M. Boussouf a, dans ce cadre, rappelé le discours royal du 20 août 2016 qui a connu une résonance auprès du public scientifique, intellectuel, politique, culturel et artistique, lorsque Sa Majesté le Roi Mohammed VI a clairement soutenu que « les terroristes qui agissent au nom de l’Islam ne sont pas des musulmans et n’ont de lien avec l’Islam que les alibis dont ils se prévalent pour justifier leurs crimes et leurs insanités », affirmant également que « l’ignorance les incite à croire que leurs agissements relèvent du Jihad. Mais depuis quand le Jihad revient-il à tuer des innocents ? ».
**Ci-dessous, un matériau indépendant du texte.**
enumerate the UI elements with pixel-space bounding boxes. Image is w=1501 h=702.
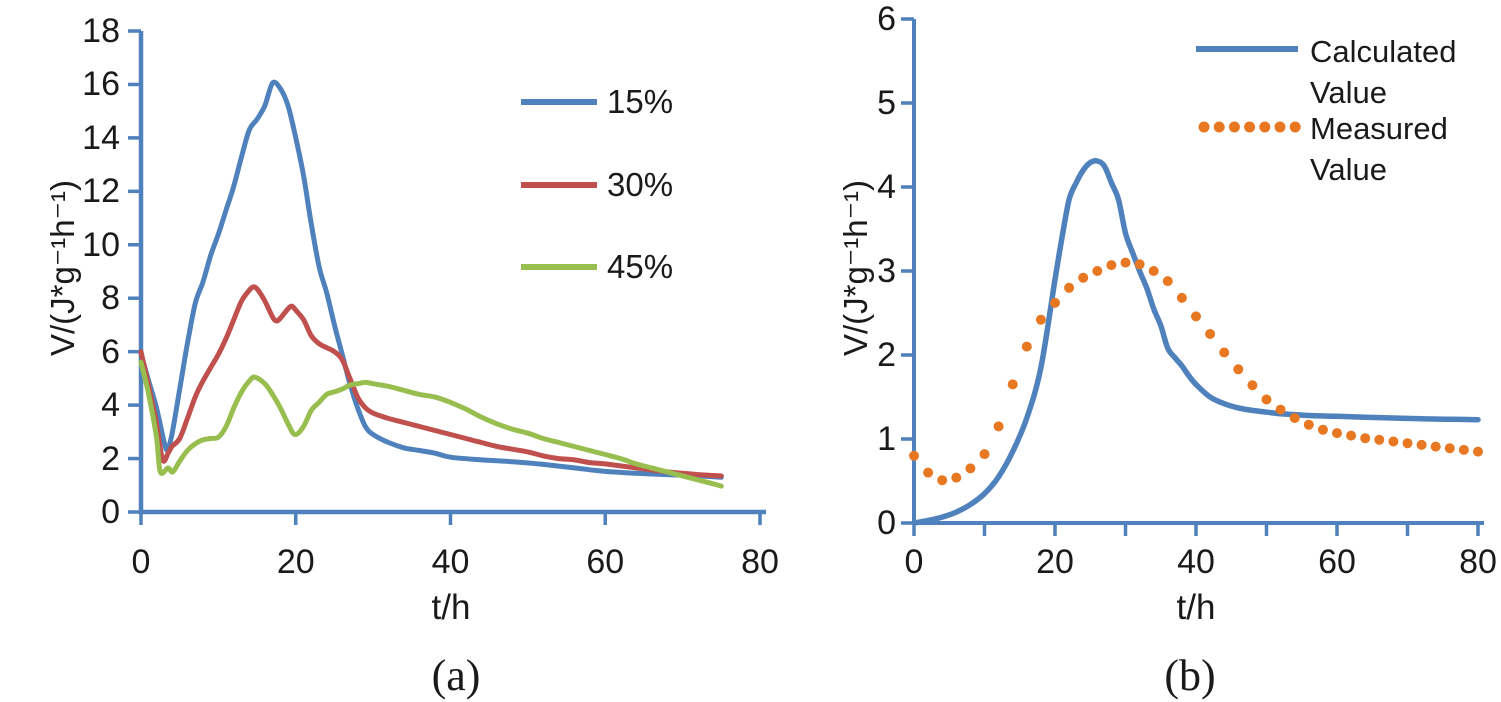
panel-a-caption: (a) [431,651,481,700]
series-dot-Measured Value [1360,433,1371,444]
x-tick-label: 40 [1177,543,1215,581]
legend-item-label: 30% [607,166,674,203]
series-dot-Measured Value [1219,347,1230,358]
series-dot-Measured Value [1430,441,1441,452]
series-dot-Measured Value [1176,292,1187,303]
series-dot-Measured Value [909,450,919,461]
series-dot-Measured Value [1374,434,1385,445]
series-dot-Measured Value [1162,276,1173,287]
legend-sample-Measured Value [1244,121,1256,133]
series-dot-Measured Value [1388,436,1399,447]
series-dot-Measured Value [1120,257,1131,268]
series-line-30% [138,284,724,479]
y-tick-label: 12 [82,172,120,211]
y-tick-label: 5 [877,84,896,122]
series-dot-Measured Value [1134,259,1145,270]
series-dot-Measured Value [1332,428,1342,439]
series-dot-Measured Value [1416,439,1427,450]
series-dot-Measured Value [1021,341,1032,352]
legend-item-label: 15% [607,83,674,120]
series-dot-Measured Value [1148,266,1159,276]
legend-sample-Measured Value [1289,121,1301,133]
series-dot-Measured Value [1233,364,1244,375]
series-dot-Measured Value [1078,272,1089,283]
y-tick-label: 18 [82,12,120,50]
legend-sample-Measured Value [1259,121,1271,133]
series-dot-Measured Value [1205,329,1216,339]
series-dot-Measured Value [1275,404,1286,415]
legend-sample-Measured Value [1228,121,1240,133]
y-tick-label: 1 [877,420,896,458]
series-dot-Measured Value [1247,380,1258,391]
series-dot-Measured Value [965,463,976,474]
legend-sample-Measured Value [1213,121,1225,133]
y-tick-label: 0 [877,504,896,542]
x-tick-label: 60 [586,543,625,581]
x-tick-label: 80 [1459,543,1497,581]
series-dot-Measured Value [1050,297,1060,308]
y-tick-label: 2 [877,336,896,374]
y-tick-label: 6 [101,332,120,371]
series-dot-Measured Value [951,472,962,483]
y-tick-label: 0 [101,493,120,531]
series-dot-Measured Value [1092,266,1103,276]
y-tick-label: 10 [82,225,120,264]
y-tick-label: 8 [101,279,120,318]
x-tick-label: 60 [1318,543,1356,581]
x-tick-label: 0 [904,543,924,581]
panel-(a) [128,29,766,525]
series-dot-Measured Value [1261,394,1272,405]
y-tick-label: 3 [877,252,896,290]
series-dot-Measured Value [1035,314,1046,325]
y-tick-label: 6 [877,0,896,38]
legend-sample-Measured Value [1274,121,1286,133]
series-dot-Measured Value [1007,379,1018,390]
series-dot-Measured Value [1473,446,1483,457]
x-tick-label: 40 [431,543,470,581]
series-dot-Measured Value [1346,430,1357,441]
y-tick-label: 4 [101,386,120,425]
y-tick-label: 4 [877,168,896,206]
x-tick-label: 20 [276,543,315,581]
series-dot-Measured Value [1402,438,1413,449]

A cet effet, M. Boussouf a rappelé que le Roi, en sa qualité de Amir Al Mouminine, a invité Juifs, Musulmans et Chrétiens à préserver, ensemble, la civilisation humaine, la construire et garantir sa pérennité. De son côté, le président du Forum pour la promotion de la paix dans les sociétés musulmanes, Cheikh Abdallah Ben Biya, a félicité, dans une allocution similaire, la caravane composée de responsables religieux des Etats-Unis, issus de la famille Ibrahimie, qui « incarne l’espoir en encourageant les échanges, la connaissance de l’Autre et les liens de fraternité et promeut ces valeurs dans leurs sociétés ».
Cheikh Ben Biya a également rappelé dans son intervention les grandes lignes de la déclaration de Marrakech (Janvier 2016), considérée comme un appel au vivre-ensemble et au dialogue entre les cultures et religions, ajoutant qu’elle instaure une nouvelle étape basée sur l’assimilation profonde du patrimoine du passé pour bâtir le vivre-ensemble dans le présent et le futur, préparant le terrain « aux responsables du culte pour la recherche dans les textes religieux, dans leur histoire et leur patrimoine afin d’assurer une base et une source à la tolérance et au vivre-ensemble ».
En ce sens, Cheikh Abdallah Ben Biya a invité les participants à cette caravane à visiter le Maroc, après leur séjour aux Emirats arabes Unies, « pour se retrouver après à Washington afin de montrer notre solidarité et élargir le cercle de cette caravane pour en faire une nouvelle alliance pour la paix et la tolérance entre les religions ».
Cette rencontre s’inscrit dans le sillage de la « Déclaration de Marrakech sur les Droits des Minorités Religieuses dans le Monde Islamique » émanant du Congrès sur « les droits des minorités religieuses en terre d’Islam: le cadre juridique et l’appel à l’action » organisé à Marrakech par le Ministère des Habous et des Affaires islamiques, en partenariat avec le Forum pour la promotion de la paix dans les sociétés musulmanes, en janvier 2016.
Etalée sur trois jours, cette caravane sera marquée par des ateliers et des débats portant notamment sur les défis les plus importants face au vivre-ensemble, les moyens de le renforcer, les concepts de paix dans le discours religieux dans les mosquées et les églises ainsi que la religion et son rôle dans l’espace public.